Tracker Permission Levels

• Tracker has three different permissions a user can have, they are User, Admin, and Super Admin.
• These permissions are stored in the users affiliation to the given organization.
• This allows users to have different permissions levels for different organizations depending on the users needs.

User

The User permission level is the lowest level that a registered user can have.
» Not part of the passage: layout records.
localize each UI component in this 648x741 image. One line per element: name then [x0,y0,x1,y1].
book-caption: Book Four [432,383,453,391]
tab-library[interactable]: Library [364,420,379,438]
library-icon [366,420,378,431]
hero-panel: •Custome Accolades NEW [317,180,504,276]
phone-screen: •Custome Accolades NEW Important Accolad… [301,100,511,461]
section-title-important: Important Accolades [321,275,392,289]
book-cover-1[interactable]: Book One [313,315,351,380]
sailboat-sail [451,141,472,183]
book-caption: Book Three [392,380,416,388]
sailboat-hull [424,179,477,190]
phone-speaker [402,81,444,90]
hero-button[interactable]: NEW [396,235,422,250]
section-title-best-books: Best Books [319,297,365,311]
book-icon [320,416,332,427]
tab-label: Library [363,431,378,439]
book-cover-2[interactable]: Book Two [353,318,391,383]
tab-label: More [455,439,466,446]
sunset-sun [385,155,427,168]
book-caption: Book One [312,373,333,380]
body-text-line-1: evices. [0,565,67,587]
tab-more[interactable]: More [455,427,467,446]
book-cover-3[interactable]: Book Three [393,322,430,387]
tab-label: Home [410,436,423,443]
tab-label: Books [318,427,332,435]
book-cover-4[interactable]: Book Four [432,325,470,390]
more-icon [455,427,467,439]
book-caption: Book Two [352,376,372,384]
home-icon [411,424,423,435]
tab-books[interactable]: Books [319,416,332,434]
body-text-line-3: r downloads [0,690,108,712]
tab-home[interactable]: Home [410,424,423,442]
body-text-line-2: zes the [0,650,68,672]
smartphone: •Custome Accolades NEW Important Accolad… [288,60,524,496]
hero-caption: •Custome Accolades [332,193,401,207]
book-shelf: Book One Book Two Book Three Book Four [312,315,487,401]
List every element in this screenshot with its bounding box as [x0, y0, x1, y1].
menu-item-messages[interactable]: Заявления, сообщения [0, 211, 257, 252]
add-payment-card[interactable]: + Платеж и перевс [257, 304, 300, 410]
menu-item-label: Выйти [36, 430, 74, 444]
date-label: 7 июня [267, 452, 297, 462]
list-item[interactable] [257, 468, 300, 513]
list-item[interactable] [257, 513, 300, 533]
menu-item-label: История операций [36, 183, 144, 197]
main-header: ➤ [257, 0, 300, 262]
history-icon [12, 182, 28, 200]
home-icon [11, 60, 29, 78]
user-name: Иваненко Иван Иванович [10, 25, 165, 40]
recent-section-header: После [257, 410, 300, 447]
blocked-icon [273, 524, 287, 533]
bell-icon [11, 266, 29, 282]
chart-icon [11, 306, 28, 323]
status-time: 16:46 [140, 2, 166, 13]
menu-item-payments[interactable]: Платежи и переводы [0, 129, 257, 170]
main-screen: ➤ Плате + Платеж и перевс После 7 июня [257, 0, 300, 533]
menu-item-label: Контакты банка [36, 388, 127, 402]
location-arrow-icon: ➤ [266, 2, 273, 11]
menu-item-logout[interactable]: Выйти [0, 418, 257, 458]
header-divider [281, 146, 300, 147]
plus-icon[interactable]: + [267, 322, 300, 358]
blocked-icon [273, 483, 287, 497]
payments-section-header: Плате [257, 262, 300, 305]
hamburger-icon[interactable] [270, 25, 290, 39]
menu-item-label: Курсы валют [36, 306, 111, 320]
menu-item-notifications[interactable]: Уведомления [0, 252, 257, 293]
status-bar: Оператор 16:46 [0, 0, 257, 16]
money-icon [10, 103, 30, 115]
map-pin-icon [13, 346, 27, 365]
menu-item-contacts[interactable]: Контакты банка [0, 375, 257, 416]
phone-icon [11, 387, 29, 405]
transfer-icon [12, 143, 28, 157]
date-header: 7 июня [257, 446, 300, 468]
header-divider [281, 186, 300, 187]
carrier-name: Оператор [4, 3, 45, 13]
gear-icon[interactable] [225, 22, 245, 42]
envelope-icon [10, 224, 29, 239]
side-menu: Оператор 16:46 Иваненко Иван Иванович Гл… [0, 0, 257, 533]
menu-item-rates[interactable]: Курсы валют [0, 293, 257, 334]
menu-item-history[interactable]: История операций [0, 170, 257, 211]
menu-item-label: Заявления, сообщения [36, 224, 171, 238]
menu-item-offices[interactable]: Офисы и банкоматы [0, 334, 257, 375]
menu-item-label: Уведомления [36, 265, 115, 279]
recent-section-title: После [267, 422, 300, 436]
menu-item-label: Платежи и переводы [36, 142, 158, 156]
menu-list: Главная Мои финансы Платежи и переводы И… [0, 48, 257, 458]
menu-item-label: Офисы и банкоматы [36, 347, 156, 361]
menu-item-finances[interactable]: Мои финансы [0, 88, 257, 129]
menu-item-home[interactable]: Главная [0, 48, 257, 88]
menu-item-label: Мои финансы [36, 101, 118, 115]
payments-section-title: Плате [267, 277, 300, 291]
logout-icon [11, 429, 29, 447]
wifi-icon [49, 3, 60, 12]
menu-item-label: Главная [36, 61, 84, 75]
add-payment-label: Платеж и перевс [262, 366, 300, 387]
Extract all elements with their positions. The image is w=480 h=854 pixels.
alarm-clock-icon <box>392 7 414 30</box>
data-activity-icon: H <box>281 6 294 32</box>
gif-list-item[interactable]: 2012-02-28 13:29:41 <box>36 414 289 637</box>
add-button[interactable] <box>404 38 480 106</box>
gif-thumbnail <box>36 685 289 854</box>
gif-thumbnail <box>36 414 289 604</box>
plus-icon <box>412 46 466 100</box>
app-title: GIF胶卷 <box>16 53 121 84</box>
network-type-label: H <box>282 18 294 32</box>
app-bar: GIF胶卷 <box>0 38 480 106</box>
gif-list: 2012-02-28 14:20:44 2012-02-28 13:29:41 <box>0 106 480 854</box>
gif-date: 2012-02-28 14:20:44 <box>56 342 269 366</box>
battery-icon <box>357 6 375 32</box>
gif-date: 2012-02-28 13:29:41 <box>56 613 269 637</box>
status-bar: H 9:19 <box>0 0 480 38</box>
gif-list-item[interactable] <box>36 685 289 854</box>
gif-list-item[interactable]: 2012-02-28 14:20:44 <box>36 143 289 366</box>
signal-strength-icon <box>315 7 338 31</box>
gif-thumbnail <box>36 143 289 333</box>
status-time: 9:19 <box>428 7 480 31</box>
The User permission grants the following functionality:

• Ability to view a given organization
• View the given organizations domains and related scans
• Add/Update domains to the organization
• Request scans on domains

Admin

The Admin permission level is the middle level that a registered user can have, it may also be referred as Org Admin The Admin permission grants the following functionality:

• All user level abilities to view given organization
• View the given organization affiliated users
• Remove domains from the organization
• Invite/Update/Remove users from the organization at user or admin level

Super Admin

The Super Admin permission level is the highest level of permissions a registered user can have. This permission level gives the user the ability to do anything in Tracker other then user account related functionality.